Two experts on self-manger super funds have supported changes to rules around the use of instalment warrants in DIY super funds, saying the Government’s proposals will provide more certainty to the sector.
Federal Minister for Financial Services, Superannuation and Corporate Law, Chris Bowen, has moved to clear up two major problems surrounding the use of instalment warrants through proposed legislative amendments.
The first change involves the tax treatment of customised property warrants, such that a capital gains event will not be triggered when an instalment warrant is paid off and the property is transferred from the instalment trustee to the SMSF trustee.
DIY super expert Dan Butler from Melbourne law firm DBA says the change is a welcome one as it clarifies who the real owner of a property is for tax purposes and confirms that SMSF trustees will not be inadvertedly hit with a CGT bill.
“That’s very positive because it takes out a number of areas where there was confusion.”
The second proposed change clarifies the rules around who can recommend instalment warrants. Only holders of an Australian Financial Services Licence will be able to recommend the warrants, meaning real estate agents, property brokers and some accountants will no longer be able to do so.
Philip La Greca, technical services director at SMSF advisory firm Multiport, says the new rules are a response to concerns that unscrupulous property spruikers may have been using instalment warrants to push property onto DIY super fund trustees.
“We now have a clear idea of the proper qualifications and licensing requirements for those who can advise on these things.”
Butler also supports the changes, but suggests they could add a bit more fuel to the fight between financial planners and accountants.
While the new changes will mean financial planners will be giving out most of the advice about instalment warrants, Butler points out that the complex tax issues surrounding warrants will need to be addressed by accountants.

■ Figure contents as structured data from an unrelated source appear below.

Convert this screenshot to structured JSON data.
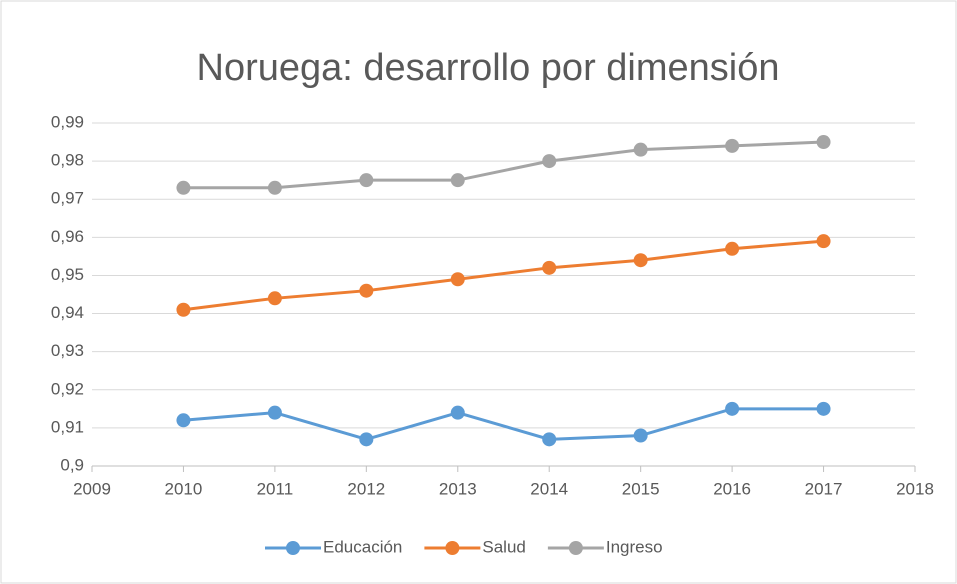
{
  "chart_data": {
    "type": "line",
    "title": "Noruega: desarrollo por dimensión",
    "x": [
      2010,
      2011,
      2012,
      2013,
      2014,
      2015,
      2016,
      2017
    ],
    "series": [
      {
        "name": "Educación",
        "color": "#5b9bd5",
        "values": [
          0.912,
          0.914,
          0.907,
          0.914,
          0.907,
          0.908,
          0.915,
          0.915
        ]
      },
      {
        "name": "Salud",
        "color": "#ed7d31",
        "values": [
          0.941,
          0.944,
          0.946,
          0.949,
          0.952,
          0.954,
          0.957,
          0.959
        ]
      },
      {
        "name": "Ingreso",
        "color": "#a5a5a5",
        "values": [
          0.973,
          0.973,
          0.975,
          0.975,
          0.98,
          0.983,
          0.984,
          0.985
        ]
      }
    ],
    "xlim": [
      2009,
      2018
    ],
    "xticks": [
      2009,
      2010,
      2011,
      2012,
      2013,
      2014,
      2015,
      2016,
      2017,
      2018
    ],
    "ylim": [
      0.9,
      0.99
    ],
    "yticks": [
      {
        "value": 0.9,
        "label": "0,9"
      },
      {
        "value": 0.91,
        "label": "0,91"
      },
      {
        "value": 0.92,
        "label": "0,92"
      },
      {
        "value": 0.93,
        "label": "0,93"
      },
      {
        "value": 0.94,
        "label": "0,94"
      },
      {
        "value": 0.95,
        "label": "0,95"
      },
      {
        "value": 0.96,
        "label": "0,96"
      },
      {
        "value": 0.97,
        "label": "0,97"
      },
      {
        "value": 0.98,
        "label": "0,98"
      },
      {
        "value": 0.99,
        "label": "0,99"
      }
    ],
    "grid": true,
    "legend": "bottom"
  }
}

“Financial planners are not quailed to give tax advice, accountants are not licensed to give financial product advice unless they have AFSL. We’ve got all these ill-equipped people who potentially can’t give tax advice.”
La Greca also notes there is a three-month window before the new rules come in, and hopes that there will not be a spike in unlicensed people trying to promote instalment warrants before the changes come in.